Thursday, May 03, 2007

i am liminal

it's already my last paper... but like every other sem before this, the last paper is still the hardest to focus and revise for. aside from the exams themselves being so problematic and full of contradictions - not unlike my liminal self - i keep rationalising until i find this entire enterprise pointless. my head is truly a mess of fallacies!

i disagree with studying for the sake of grades. i should be enjoying my studies - it should be an endeavour aimed at enriching my knowledge, so that i may one day contribute to this growing mass... of trite, self-glorifying trivia? in enriching my knowledge, will that really amount to any sizable contribution in the future? besides... i don't think much of what i'm studying is truly worthy of respect anyway - much of it remains impenetrable to mere undergrads; the rest of it points at such obscure abstractions as to be barely useful in any sense.
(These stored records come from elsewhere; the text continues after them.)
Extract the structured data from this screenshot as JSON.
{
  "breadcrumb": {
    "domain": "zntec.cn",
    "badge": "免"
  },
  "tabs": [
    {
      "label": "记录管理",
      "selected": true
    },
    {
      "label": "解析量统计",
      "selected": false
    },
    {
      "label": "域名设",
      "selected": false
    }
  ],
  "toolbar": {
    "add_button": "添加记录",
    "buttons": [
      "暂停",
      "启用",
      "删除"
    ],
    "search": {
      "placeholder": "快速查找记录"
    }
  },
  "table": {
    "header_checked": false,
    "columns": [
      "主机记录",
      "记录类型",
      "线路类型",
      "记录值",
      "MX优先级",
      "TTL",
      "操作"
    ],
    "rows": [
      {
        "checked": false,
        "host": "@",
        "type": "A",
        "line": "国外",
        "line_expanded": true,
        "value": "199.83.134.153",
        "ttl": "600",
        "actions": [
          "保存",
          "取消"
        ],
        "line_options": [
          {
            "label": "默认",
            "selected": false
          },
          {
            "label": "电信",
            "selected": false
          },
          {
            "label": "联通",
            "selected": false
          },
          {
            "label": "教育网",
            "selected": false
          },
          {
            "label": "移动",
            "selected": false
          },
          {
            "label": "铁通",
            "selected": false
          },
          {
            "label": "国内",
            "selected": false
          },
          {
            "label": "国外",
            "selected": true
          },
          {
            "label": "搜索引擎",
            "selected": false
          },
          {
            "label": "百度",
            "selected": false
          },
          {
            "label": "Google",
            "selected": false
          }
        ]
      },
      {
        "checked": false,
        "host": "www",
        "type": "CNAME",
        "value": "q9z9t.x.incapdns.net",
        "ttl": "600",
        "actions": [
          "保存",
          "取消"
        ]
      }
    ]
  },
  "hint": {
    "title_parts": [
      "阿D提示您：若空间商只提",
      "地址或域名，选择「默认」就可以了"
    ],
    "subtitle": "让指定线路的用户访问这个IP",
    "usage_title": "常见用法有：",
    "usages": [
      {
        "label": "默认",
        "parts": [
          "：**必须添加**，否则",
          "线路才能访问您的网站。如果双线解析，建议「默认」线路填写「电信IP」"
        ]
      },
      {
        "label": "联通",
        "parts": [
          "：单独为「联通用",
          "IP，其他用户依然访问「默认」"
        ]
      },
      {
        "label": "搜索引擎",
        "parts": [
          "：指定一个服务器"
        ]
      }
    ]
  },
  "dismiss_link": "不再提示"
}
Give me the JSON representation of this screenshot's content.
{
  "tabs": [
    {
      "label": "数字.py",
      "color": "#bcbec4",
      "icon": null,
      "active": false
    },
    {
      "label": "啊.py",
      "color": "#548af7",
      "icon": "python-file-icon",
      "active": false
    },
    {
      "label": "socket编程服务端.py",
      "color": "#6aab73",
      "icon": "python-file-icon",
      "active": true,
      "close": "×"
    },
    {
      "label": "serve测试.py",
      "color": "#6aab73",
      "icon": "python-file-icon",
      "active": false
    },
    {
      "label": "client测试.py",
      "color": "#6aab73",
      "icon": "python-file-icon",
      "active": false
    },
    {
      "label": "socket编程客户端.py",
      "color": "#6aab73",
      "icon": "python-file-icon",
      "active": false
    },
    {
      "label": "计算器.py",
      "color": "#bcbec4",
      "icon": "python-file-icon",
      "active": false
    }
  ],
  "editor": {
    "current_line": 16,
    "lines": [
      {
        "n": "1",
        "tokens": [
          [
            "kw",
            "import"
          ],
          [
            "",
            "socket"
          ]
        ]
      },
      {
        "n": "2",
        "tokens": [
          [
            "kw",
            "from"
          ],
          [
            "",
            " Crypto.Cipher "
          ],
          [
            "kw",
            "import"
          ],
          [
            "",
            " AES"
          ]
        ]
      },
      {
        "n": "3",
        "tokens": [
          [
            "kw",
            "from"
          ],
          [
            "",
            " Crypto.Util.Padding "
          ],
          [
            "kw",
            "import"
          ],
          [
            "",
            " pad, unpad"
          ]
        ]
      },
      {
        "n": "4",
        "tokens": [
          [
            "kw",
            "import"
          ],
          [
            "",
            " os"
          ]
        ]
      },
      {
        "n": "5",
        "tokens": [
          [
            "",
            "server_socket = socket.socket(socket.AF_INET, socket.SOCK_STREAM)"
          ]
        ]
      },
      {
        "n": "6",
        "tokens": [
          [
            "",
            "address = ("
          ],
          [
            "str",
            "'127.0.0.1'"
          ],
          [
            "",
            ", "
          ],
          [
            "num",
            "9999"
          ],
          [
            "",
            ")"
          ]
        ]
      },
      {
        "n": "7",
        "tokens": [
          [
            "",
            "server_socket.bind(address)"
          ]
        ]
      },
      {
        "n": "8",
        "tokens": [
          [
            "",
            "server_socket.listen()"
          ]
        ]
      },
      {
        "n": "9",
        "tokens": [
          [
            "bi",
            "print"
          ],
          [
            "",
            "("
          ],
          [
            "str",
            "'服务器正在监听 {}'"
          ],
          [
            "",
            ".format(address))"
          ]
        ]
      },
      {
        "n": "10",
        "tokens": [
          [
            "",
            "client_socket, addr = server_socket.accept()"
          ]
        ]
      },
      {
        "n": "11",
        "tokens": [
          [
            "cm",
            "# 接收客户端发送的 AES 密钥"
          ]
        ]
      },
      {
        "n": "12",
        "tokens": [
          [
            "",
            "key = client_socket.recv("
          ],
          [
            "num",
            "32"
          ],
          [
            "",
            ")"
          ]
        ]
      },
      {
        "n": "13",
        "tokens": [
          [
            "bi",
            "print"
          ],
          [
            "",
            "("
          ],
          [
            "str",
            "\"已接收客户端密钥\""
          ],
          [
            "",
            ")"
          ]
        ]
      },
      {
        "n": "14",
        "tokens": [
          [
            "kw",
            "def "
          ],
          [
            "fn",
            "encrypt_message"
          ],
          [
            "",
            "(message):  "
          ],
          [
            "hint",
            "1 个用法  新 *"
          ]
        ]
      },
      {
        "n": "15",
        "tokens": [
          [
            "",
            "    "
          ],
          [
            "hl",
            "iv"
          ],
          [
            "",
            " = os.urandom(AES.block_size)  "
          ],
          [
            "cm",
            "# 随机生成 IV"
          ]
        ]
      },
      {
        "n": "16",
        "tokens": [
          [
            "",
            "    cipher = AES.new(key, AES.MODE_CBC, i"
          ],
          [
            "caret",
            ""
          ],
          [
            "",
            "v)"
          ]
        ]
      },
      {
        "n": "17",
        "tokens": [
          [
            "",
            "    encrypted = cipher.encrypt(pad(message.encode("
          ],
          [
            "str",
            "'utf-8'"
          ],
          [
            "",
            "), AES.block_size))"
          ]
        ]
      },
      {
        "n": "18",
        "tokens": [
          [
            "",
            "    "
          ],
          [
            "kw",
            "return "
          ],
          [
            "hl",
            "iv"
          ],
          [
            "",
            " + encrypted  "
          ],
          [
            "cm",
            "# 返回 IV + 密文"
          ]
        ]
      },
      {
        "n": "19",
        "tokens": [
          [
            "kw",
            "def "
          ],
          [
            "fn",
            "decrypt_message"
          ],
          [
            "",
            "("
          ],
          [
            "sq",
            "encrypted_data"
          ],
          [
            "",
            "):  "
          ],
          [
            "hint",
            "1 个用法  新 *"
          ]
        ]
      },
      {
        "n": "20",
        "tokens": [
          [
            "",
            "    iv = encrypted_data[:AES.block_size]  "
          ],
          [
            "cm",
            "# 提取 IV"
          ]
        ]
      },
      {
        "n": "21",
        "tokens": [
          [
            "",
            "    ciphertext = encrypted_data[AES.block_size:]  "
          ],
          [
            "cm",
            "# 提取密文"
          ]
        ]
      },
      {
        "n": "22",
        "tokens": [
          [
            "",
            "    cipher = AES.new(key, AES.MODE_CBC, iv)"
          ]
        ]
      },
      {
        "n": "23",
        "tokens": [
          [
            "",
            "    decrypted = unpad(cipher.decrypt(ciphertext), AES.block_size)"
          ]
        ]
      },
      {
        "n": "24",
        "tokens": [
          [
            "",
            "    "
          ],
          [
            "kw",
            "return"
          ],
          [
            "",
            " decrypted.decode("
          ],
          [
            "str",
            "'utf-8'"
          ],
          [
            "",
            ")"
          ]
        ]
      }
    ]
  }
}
some theories seem little more than attempts to publish so as to make a living. others seem like fiction which can't compete with real fiction authors. some are even like spiritual epiphanies from a higher realm, concepts which thrive upon so many interwoven hypotheses as to resemble theology or mythology more than a social theory based on real society. and of course... reality itself becomes hard to grasp.

where am i going with all this? so i'm trying to make sure i do a little better than if i had went for the paper without any revision at all... so i'm merely like the paranoid students i make fun of once in a while... so the grade does matter (i think) in whether i get to do my masters... well, the biggest 'so' in my head now is really... "so what?"

so what if i do do a little better? so what if i manage to maintain second uppers and end up doing masters? so what if i continue to feel so liminal, locked in a micro-universe besieged by endless, rationalising, discontinuous, ingenuous, pretentious, sanity-warping thoughts?

i will merely happen upon this feeling of liminality once more. damn you anthropologists - you think you figured out something about humanity, but you only got someone else planetstruck!